The Glory Hidden in a Grain of Sand
On December 10, 1996, in Stockholm's Concert Hall, the Polish poet Wisława Szymborska received the Nobel Prize in Literature. The Swedish Academy honored her for poetry of "ironic precision" — but what made her work extraordinary was where she aimed that precision. Szymborska wrote about onions, grains of sand, cats in empty apartments, stones on the roadside. She took the things everyone else walked past and held them up to the light until they shimmered with meaning.
In her poem "View with a Grain of Sand," she considered how a single grain simply exists — indifferent to our names and categories. In "The Onion," she peeled back layers and found a meditation on the onion's unapologetic wholeness. For decades, working quietly from her apartment in Kraków, Szymborska practiced the discipline of radical attention — gazing at what others overlooked until the ordinary revealed its hidden depth.

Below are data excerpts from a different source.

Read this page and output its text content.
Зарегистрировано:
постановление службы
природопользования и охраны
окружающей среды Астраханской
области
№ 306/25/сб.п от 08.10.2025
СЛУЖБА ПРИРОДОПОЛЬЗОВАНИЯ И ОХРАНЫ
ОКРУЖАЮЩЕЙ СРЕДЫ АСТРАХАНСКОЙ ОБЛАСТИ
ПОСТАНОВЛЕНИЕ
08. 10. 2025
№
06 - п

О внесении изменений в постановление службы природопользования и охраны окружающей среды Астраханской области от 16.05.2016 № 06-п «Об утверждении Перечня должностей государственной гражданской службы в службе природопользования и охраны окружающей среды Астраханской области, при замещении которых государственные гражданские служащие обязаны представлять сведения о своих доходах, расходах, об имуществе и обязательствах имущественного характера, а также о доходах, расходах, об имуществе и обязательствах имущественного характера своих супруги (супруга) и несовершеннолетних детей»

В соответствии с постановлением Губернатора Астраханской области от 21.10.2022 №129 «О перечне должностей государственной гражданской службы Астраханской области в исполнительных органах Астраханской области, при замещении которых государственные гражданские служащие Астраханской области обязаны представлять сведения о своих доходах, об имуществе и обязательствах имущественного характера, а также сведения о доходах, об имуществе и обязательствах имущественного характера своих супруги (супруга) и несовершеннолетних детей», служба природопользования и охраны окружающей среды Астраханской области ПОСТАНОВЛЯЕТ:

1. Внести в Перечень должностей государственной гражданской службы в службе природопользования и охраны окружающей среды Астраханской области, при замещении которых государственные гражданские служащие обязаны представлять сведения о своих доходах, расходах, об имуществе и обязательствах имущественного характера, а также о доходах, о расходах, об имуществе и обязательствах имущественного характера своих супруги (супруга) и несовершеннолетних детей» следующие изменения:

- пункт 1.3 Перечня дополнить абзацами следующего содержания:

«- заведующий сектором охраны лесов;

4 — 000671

Proverbs 25:2 tells us, "It is the glory of God to conceal a matter; to search out a matter is the glory of kings." The Almighty has tucked wonder into every corner of creation — into bread rising on a counter, into the way light falls through a window, into the face of a stranger on the bus. But this glory does not announce itself. It must be searched out.
Szymborska spent a lifetime proving that nothing is ordinary to the attentive eye. How much more should we, who worship the God who made every grain and leaf, bring that same careful attention to the world He has filled with concealed glory?